Writing WHO You Know

One of the most common pieces of writing advice out there is ‘write what you know’. I’m going to go off on a tangent from that concept to discuss writing who you know.

In reviews of DEAD, WITHOUT A STONE TO TELL IT, there are always comments about the main characters, Trooper Leigh Abbott and Dr. Matt Lowell, and the chemistry they share. But the second most frequent comment is about the book’s secondary characters.

From Amazon.com:

The book is true to the teacher/student relationship. I love the way Matt taught his students, trusting them and respecting them but also protecting them where he needed to. As a teacher, I can say it felt...right, to me. I liked that none of the relationships fell back on stereotypes.

From Goodreads.com:

There is a dynamic cast of secondary characters that add depth and humor to the storyline.

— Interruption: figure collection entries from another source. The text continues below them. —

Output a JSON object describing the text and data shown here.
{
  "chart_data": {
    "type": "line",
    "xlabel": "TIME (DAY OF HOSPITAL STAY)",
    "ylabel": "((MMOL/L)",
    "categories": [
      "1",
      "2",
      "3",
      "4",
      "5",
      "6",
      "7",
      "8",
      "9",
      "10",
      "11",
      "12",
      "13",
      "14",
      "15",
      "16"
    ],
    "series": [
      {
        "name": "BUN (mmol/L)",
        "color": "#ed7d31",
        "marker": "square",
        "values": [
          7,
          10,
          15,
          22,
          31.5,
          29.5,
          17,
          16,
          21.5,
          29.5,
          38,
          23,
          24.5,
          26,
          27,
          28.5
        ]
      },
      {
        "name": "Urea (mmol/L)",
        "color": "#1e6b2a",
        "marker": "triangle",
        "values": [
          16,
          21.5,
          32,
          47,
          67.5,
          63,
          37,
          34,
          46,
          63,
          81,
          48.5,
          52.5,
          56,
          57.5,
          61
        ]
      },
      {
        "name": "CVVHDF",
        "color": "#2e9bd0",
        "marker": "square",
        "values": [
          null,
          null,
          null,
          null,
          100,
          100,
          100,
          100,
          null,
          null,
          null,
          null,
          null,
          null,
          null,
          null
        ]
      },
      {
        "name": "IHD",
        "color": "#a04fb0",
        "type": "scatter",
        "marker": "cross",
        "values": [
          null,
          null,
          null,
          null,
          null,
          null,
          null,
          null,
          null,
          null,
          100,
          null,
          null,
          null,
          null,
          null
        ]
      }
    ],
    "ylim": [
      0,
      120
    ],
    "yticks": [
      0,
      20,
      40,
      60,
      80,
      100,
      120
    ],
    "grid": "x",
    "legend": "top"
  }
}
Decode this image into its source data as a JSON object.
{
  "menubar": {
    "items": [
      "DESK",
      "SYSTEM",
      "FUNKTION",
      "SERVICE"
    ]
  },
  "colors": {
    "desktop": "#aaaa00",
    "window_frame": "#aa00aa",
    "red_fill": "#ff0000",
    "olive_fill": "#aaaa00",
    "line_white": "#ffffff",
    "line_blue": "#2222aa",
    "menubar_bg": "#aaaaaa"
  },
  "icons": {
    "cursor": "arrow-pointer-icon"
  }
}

One of the things I’ve always enjoyed about J.D. Robb’s ‘In Death’ series is the large cast of secondary characters that surround the leads and how those characters were given time to grow and develop, and sometimes earn substantial storylines of their own. I always wanted to have that kind of feel within the Abbot and Lowell Forensic Mysteries series.

As a bench scientist for more than 20 years, I’ve had students come and go from our lab. Some passed through quietly, but a number of them made strong impressions on me. When it came to developing characters to back up forensic anthropologist Dr. Matt Lowell, I took advantage of being able to write the characters I knew.

Take Matt’s senior graduate student – Akiko Niigata, or Kiko as she is usually called. Without a doubt, Kiko is the fictional version of one of my best grad students, Vera. Like Vera, she is strong, has a wicked sense of humour, doesn’t suffer fools gladly, is skilled in martial arts, and is a fantastic artist. We always used to tell Vera that she needed to find a way to combine her dual skills in science and the arts, perhaps by illustrating textbooks or journal articles. In Kiko, we have an osteologist and forensic anthropologist-in-training who uses her artistic skills to offer accurate crime scenes sketches for the team, and to provide 2D and 3D skull reconstructions of victims. The name I gave this character is also an inside joke, and my labmates from that time will remember exactly who the infamous Akiko is.

Some grad students in the fictional series are a compilation of past real-life students. Another successful Ph.D. student, Dusan, provides character Paul Layne with his sense of humour and ability to ‘stir the pot’ (especially with the girls in the lab).

The relationship that Matt has with his grad students is really the relationship that I enjoyed with mine. Adults in their own right, these were skilled young men and women who had give-and-take relationships with their trainers, and that aspect is reflected in these characters. The grad students in the series bring their own individual skills to the group, and it’s the combined talents of the two leads and the three students that truly make the team successful in their investigations.

Writing who you know has the advantages of grounding characters in your head and giving you a spring board. While you won’t write your characters exactly as you know real people in your life, you can take aspects of their personalities that strike you as quirky, stubborn or resiliant, and build those into your fictional characters. This isn’t cheating; it’s using the world around you to your advantage. If you’re having trouble finding dynamic characters to write about, instead of falling back on familiar tropes, trying drawing from your own life experiences. You may be pleasantly surprised by how real your characters will seem, and how they will jump off the page for both you and your readers.